Beware Boring The Smart Kids
There is an interesting conversation going on in the comments of Mark Guzdial’s blog that I wanted to engage in a small part of that conversation in more depth than what fits in a comment. It started with a comment by Erik Engbrecht that reads in part:
Boring a potentially great student is a greater crime than failing a mediocre one who could have made it through.
Mark Guzdial replied in part:
I feel *exactly* the opposite of that! It’s not hard to educate the great students — they’ll learn no matter what I do, and they tend to challenge themselves with their own projects and interests.
The comment “they’ll learn no matter what I do” concerns me. It may be true for college students (and is highly likely for the sort of students who go to Georgia Tech) but too often it’s not the case in high school and younger students. The information I heard at a workshop some years ago is that some 50% of drop outs are gifted students. Boredom is a huge problem for bright students before college. We lose a lot of students with great potential because they are bored and/or not challenged. This is a horrible loss for them and for society.
Younger students don’t often have the resources or the base knowledge to create their own projects for learning. Now some do and do it well. I’ve run into some students as young as middle school who have done some very creative projects all on their own. They are self motivated, one might say driven, and very creative. But they are also exceptional. Generally even the potentially great students need some help and focus. They need some help to get started and to help them get some resources. I like to call these the “point them in a direction and get out of the way” students.
I don’t think that losing the potentially great student is necessarily a greater crime than failing a mediocre student. I think they’re both bad. Good teachers find a way to help both kinds of students because we really can’t afford to leave anyone behind these days. Of course differentiated instruction is not a term that one hears that often in higher education. In middle and high school though it is something that has become engrained into the better performing schools and educational programs.
Of course in some high school computer science programs this gets taken to a bit of an extreme with several levels of computer science courses being taught in the same room by the same teacher at the same time. I’m constantly amazed at how well so many teachers handle this sort of thing.
We’re lucky in the area of computer science that there are more and more free tools and resources for students to advance on their own though. For example the Dreamspark program from Microsoft offers professional grade software to students who can use it for their own projects. For university students world wide the Imagine Cup competition provides an outlet for creative learning projects for university students. And of course there are many more resources and competitions available from other companies and organizations. I try to link to many of them from this blog when I can BTW.

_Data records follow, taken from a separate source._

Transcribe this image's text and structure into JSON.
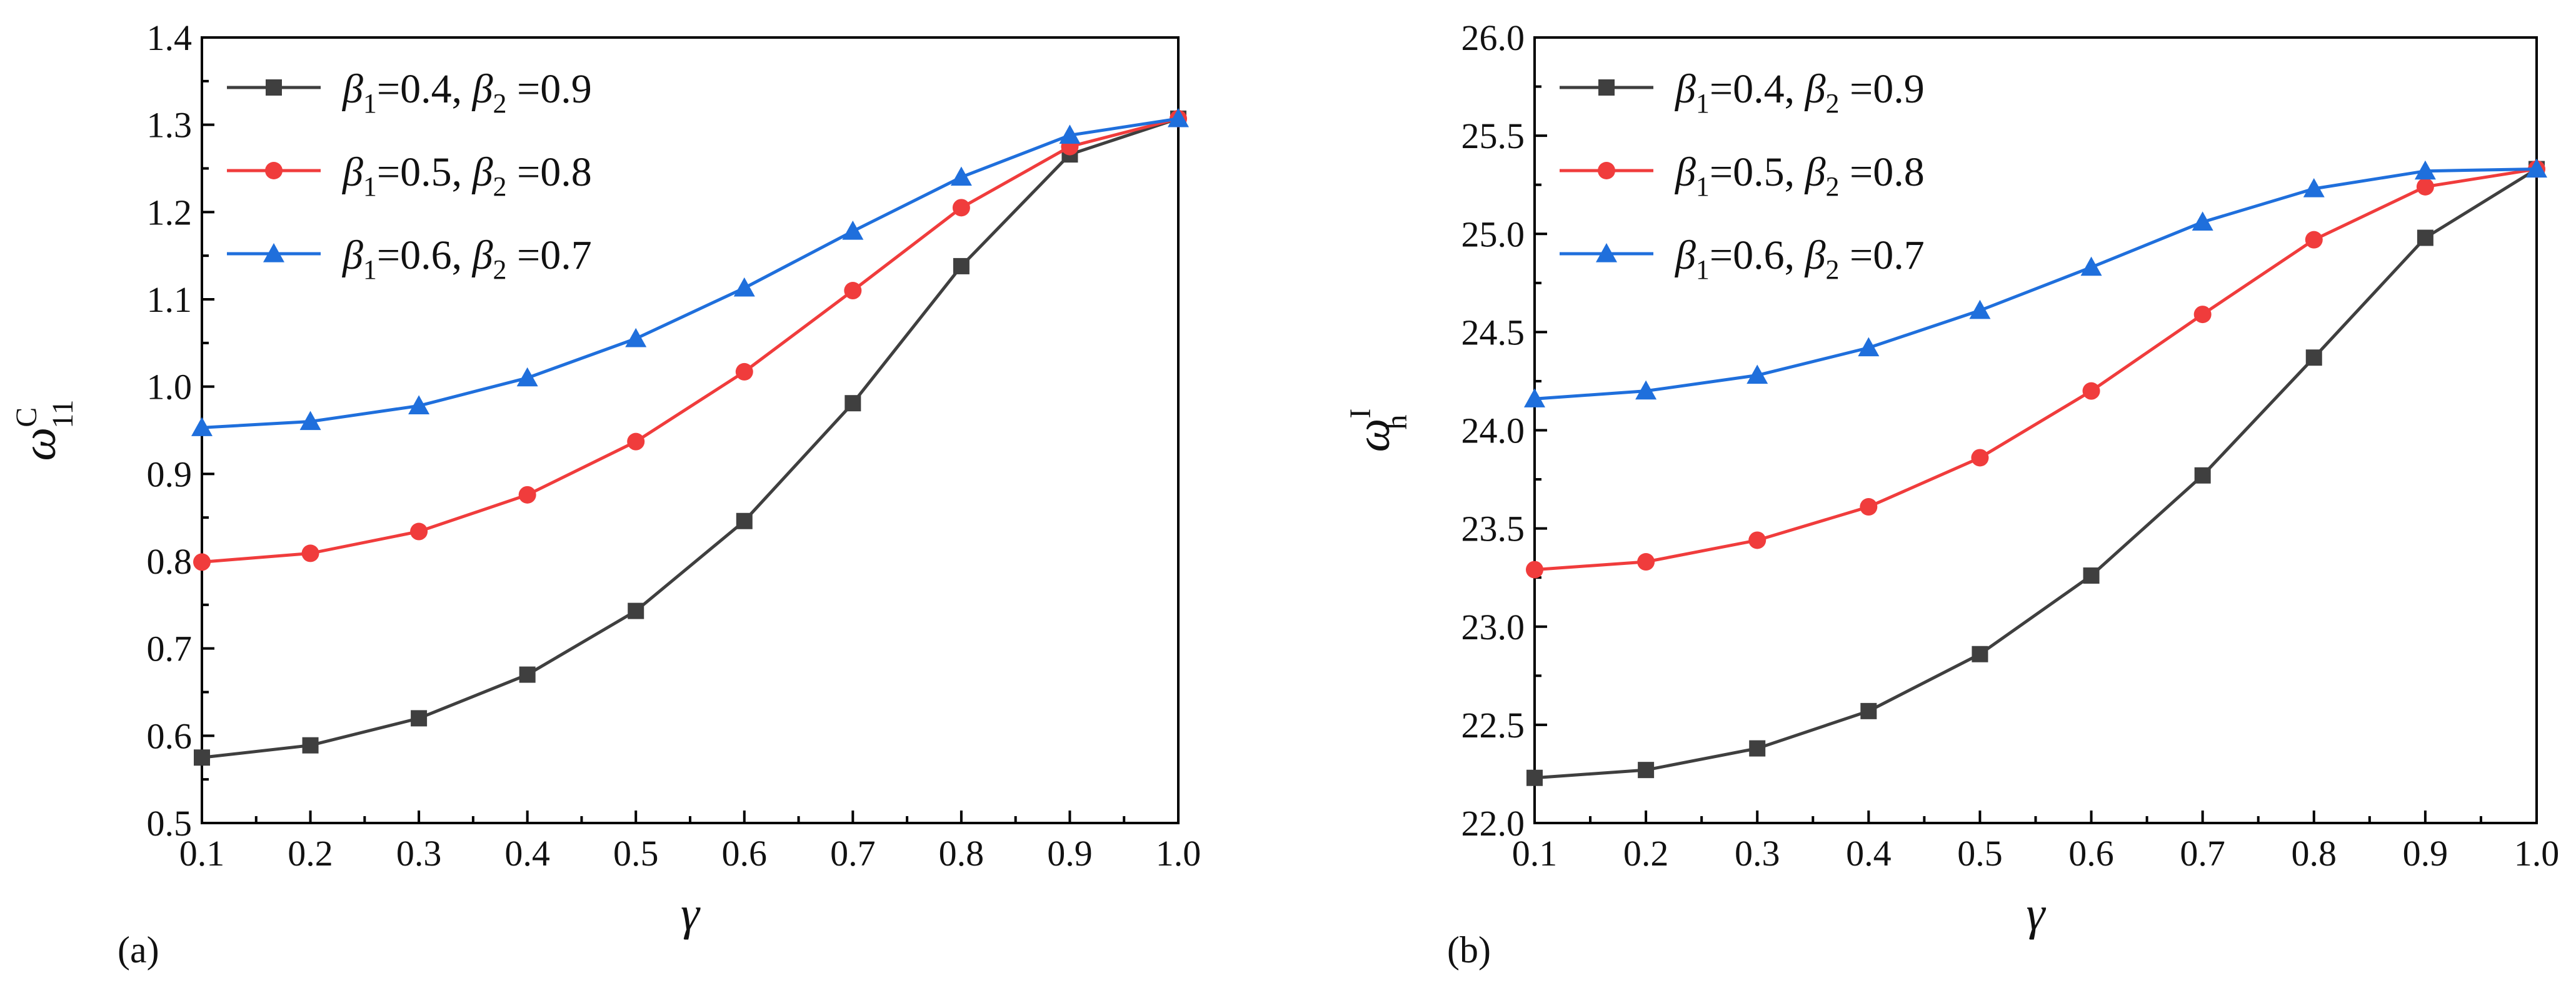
{
  "chart_data": [
    {
      "type": "line",
      "panel_label": "(a)",
      "xlabel": "γ",
      "ylabel": {
        "base": "ω",
        "sup": "C",
        "sub": "11"
      },
      "xlim": [
        0.1,
        1.0
      ],
      "ylim": [
        0.5,
        1.4
      ],
      "x_ticks": [
        "0.1",
        "0.2",
        "0.3",
        "0.4",
        "0.5",
        "0.6",
        "0.7",
        "0.8",
        "0.9",
        "1.0"
      ],
      "y_ticks": [
        "0.5",
        "0.6",
        "0.7",
        "0.8",
        "0.9",
        "1.0",
        "1.1",
        "1.2",
        "1.3",
        "1.4"
      ],
      "legend_position": "top-left",
      "x": [
        0.1,
        0.2,
        0.3,
        0.4,
        0.5,
        0.6,
        0.7,
        0.8,
        0.9,
        1.0
      ],
      "series": [
        {
          "name": "β1=0.4, β2 =0.9",
          "legend": {
            "b1": "0.4",
            "b2": "0.9"
          },
          "color": "#3f3f3f",
          "marker": "square",
          "values": [
            0.575,
            0.589,
            0.62,
            0.67,
            0.743,
            0.846,
            0.981,
            1.138,
            1.266,
            1.307
          ]
        },
        {
          "name": "β1=0.5, β2 =0.8",
          "legend": {
            "b1": "0.5",
            "b2": "0.8"
          },
          "color": "#f03c3c",
          "marker": "circle",
          "values": [
            0.799,
            0.809,
            0.834,
            0.876,
            0.937,
            1.017,
            1.11,
            1.205,
            1.275,
            1.307
          ]
        },
        {
          "name": "β1=0.6, β2 =0.7",
          "legend": {
            "b1": "0.6",
            "b2": "0.7"
          },
          "color": "#1f6fdc",
          "marker": "triangle",
          "values": [
            0.953,
            0.96,
            0.978,
            1.01,
            1.055,
            1.113,
            1.178,
            1.24,
            1.288,
            1.307
          ]
        }
      ]
    },
    {
      "type": "line",
      "panel_label": "(b)",
      "xlabel": "γ",
      "ylabel": {
        "base": "ω",
        "sup": "I",
        "sub": "h"
      },
      "xlim": [
        0.1,
        1.0
      ],
      "ylim": [
        22.0,
        26.0
      ],
      "x_ticks": [
        "0.1",
        "0.2",
        "0.3",
        "0.4",
        "0.5",
        "0.6",
        "0.7",
        "0.8",
        "0.9",
        "1.0"
      ],
      "y_ticks": [
        "22.0",
        "22.5",
        "23.0",
        "23.5",
        "24.0",
        "24.5",
        "25.0",
        "25.5",
        "26.0"
      ],
      "legend_position": "top-left",
      "x": [
        0.1,
        0.2,
        0.3,
        0.4,
        0.5,
        0.6,
        0.7,
        0.8,
        0.9,
        1.0
      ],
      "series": [
        {
          "name": "β1=0.4, β2 =0.9",
          "legend": {
            "b1": "0.4",
            "b2": "0.9"
          },
          "color": "#3f3f3f",
          "marker": "square",
          "values": [
            22.23,
            22.27,
            22.38,
            22.57,
            22.86,
            23.26,
            23.77,
            24.37,
            24.98,
            25.33
          ]
        },
        {
          "name": "β1=0.5, β2 =0.8",
          "legend": {
            "b1": "0.5",
            "b2": "0.8"
          },
          "color": "#f03c3c",
          "marker": "circle",
          "values": [
            23.29,
            23.33,
            23.44,
            23.61,
            23.86,
            24.2,
            24.59,
            24.97,
            25.24,
            25.33
          ]
        },
        {
          "name": "β1=0.6, β2 =0.7",
          "legend": {
            "b1": "0.6",
            "b2": "0.7"
          },
          "color": "#1f6fdc",
          "marker": "triangle",
          "values": [
            24.16,
            24.2,
            24.28,
            24.42,
            24.61,
            24.83,
            25.06,
            25.23,
            25.32,
            25.33
          ]
        }
      ]
    }
  ]
}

A couple of other sites I recommend for the “point them in a direction and get out of the way” students are the Beginning Developer Learning Center and Coding 4 Fun. The first for learning resources and the second for projects to tickle the imagination and suggest interesting learning projects. If a student is too quick, too driven, too something for the pace of the course point them somewhere helpful and get out of the way. But hang around in case they need more pointers along the way. We don’t want them to get needlessly frustrated and turned off.